Mme Caron: Vous nous avez parlé des délais dans le
processus réglementaire; on retrouve ça en page 12 de votre
mémoire et je pense que vous le précisez bien.
«L'expérience vécue, en matière de
réglementation par les corporations professionnelles, demeure à
bien des égards traumatisante. Des délais dans l'acheminement des
recommandations de l'Office au gouvernement en vue d'obtenir l'entrée en
vigueur des règlements que réclamaient des corporations
professionnelles ont parfois atteint quatre à cinq ans! Ces
délais ont entraîné de facto des retards dans l'application
de ces règlements et ainsi nuisent au bon fonctionnement des
corporations professionnelles concernées» et, évidemment,
nuisent à la protection du public. Je pense que c'était important
d'ajouter cet élément-là, qu'il faudrait aussi, si nous
touchons au Code des professions, ajouter des délais de la part de
l'Office des professions sur ces réglementations. Au niveau des
délais, vous avez fait des recommandations. Est-ce que vous croyez que
les 90 jours qui sont proposés, c'est suffisant pour l'ensemble des
règlements ou s'il faudrait faire certaines catégories?
M. Danis: En fait, c'est 30 de plus que ce que l'Office nous
offre. Je crois que, oui, ce serait suffisant en ce sens que, si la demande est
prise sérieusement et que les gens se mettent au boulot, je ne vois pas
pourquoi, en 90 jours, ils n'y arriveraient pas. Nous, notre avis, c'est, bien
sûr, qu'ils se prononcent sur la légalité uniquement de la
demande. En 90 jours, ça devrait, normalement, permettre d'arriver
à une décision positive ou négative, mais à une
décision.
Mme Caron: Évidemment, si la décision est
négative, vous avez toujours la possibilité de revenir.

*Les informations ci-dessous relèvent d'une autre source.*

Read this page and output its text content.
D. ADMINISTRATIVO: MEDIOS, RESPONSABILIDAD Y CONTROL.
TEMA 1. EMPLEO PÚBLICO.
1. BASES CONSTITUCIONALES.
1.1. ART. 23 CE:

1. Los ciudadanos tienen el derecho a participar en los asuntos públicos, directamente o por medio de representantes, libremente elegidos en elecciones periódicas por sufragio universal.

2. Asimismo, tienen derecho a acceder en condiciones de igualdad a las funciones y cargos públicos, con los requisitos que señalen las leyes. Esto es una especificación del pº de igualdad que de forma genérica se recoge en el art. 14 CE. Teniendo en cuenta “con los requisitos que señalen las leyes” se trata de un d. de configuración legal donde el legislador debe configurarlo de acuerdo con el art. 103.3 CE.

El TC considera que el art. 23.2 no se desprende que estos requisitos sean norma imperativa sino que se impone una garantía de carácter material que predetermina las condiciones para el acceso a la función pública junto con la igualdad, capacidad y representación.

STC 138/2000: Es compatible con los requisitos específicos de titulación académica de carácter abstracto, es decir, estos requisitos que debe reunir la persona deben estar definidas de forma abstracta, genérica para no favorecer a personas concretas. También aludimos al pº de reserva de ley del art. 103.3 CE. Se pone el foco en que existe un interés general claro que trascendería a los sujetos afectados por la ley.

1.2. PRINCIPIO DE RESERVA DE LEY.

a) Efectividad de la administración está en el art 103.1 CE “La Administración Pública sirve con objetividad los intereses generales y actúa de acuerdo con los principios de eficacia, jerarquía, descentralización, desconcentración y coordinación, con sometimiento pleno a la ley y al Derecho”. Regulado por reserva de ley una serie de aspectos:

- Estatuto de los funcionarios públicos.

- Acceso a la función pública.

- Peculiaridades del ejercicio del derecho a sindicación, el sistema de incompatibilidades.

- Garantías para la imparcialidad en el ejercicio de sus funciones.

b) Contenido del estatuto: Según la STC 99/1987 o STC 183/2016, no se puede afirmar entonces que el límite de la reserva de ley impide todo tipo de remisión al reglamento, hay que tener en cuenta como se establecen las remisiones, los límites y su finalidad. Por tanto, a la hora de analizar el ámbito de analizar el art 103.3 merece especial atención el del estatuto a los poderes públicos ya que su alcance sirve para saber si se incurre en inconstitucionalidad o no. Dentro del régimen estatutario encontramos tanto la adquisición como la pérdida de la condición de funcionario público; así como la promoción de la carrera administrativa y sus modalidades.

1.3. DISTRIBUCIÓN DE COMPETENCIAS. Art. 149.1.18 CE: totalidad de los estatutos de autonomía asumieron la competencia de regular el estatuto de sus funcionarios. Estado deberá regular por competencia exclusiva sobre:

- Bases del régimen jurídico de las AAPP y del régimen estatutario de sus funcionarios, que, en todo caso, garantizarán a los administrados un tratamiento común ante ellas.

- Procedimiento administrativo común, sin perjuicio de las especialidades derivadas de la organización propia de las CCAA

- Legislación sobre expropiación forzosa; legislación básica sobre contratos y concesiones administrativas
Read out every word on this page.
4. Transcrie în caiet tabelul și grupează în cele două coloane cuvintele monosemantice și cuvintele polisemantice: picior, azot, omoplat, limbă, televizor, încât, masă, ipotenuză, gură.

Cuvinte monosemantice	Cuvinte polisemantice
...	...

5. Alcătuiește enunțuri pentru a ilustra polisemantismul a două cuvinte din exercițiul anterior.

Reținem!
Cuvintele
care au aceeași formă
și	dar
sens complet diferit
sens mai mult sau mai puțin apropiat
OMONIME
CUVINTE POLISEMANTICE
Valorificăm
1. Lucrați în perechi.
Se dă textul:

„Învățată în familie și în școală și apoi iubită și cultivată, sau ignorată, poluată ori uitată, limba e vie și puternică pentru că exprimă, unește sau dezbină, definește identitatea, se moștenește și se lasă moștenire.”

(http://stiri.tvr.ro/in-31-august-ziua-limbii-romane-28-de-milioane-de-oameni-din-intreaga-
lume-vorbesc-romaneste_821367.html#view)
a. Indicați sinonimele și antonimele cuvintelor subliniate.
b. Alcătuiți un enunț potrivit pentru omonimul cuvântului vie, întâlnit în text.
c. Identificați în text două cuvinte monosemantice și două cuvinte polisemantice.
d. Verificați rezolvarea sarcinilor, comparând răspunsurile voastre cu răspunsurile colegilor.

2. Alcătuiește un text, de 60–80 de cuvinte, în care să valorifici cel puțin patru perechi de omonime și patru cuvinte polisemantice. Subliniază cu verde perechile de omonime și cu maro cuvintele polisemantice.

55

M. Danis: Écoutez, je crois qu'il faut développer
de plus en plus le partenariat, c'est-à-dire que, si l'Office voit un
vice, ce n'est pas de le faire en cachette et d'aller dire: Bon, c'est
négatif, ils ont fait une erreur à tel endroit. C'est de revenir
à la corporation, que les deux s'entendent, et dire: Qu'est-ce qu'on
peut corriger? Quand tout le monde s'entend, la demande peut être refaite
et, à ce moment-là, ça s'en va au Conseil des ministres
rapidement. C'est dans ce sens-là qu'on voit un mécanisme de
système professionnel où seraient absents tous les vices de
technicalité et de retards incroyables.
Mme Caron: Au niveau du partenariat, vous ne semblez pas avoir
ressenti ça au cours des dernières années, en tout cas si
on regarde en page 7, quatrième paragraphe: «C'est un fait, par
ailleurs, que l'attitude de certains représentants de l'Office des
professions au cours des dernières années n'a pas favorisé
un climat d'échanges et de confiance qui lui permettrait aujourd'hui
d'assumer une telle transformation en douceur et de devenir un véritable
organisme-ressource».
M. Danis: En fait, oui, il y a eu des difficultés qu'on
s'expliquait mal et qu'on s'explique encore mal. Pour nous, ce serait tellement
plus simple d'agir avec efficacité et dans un esprit de concertation.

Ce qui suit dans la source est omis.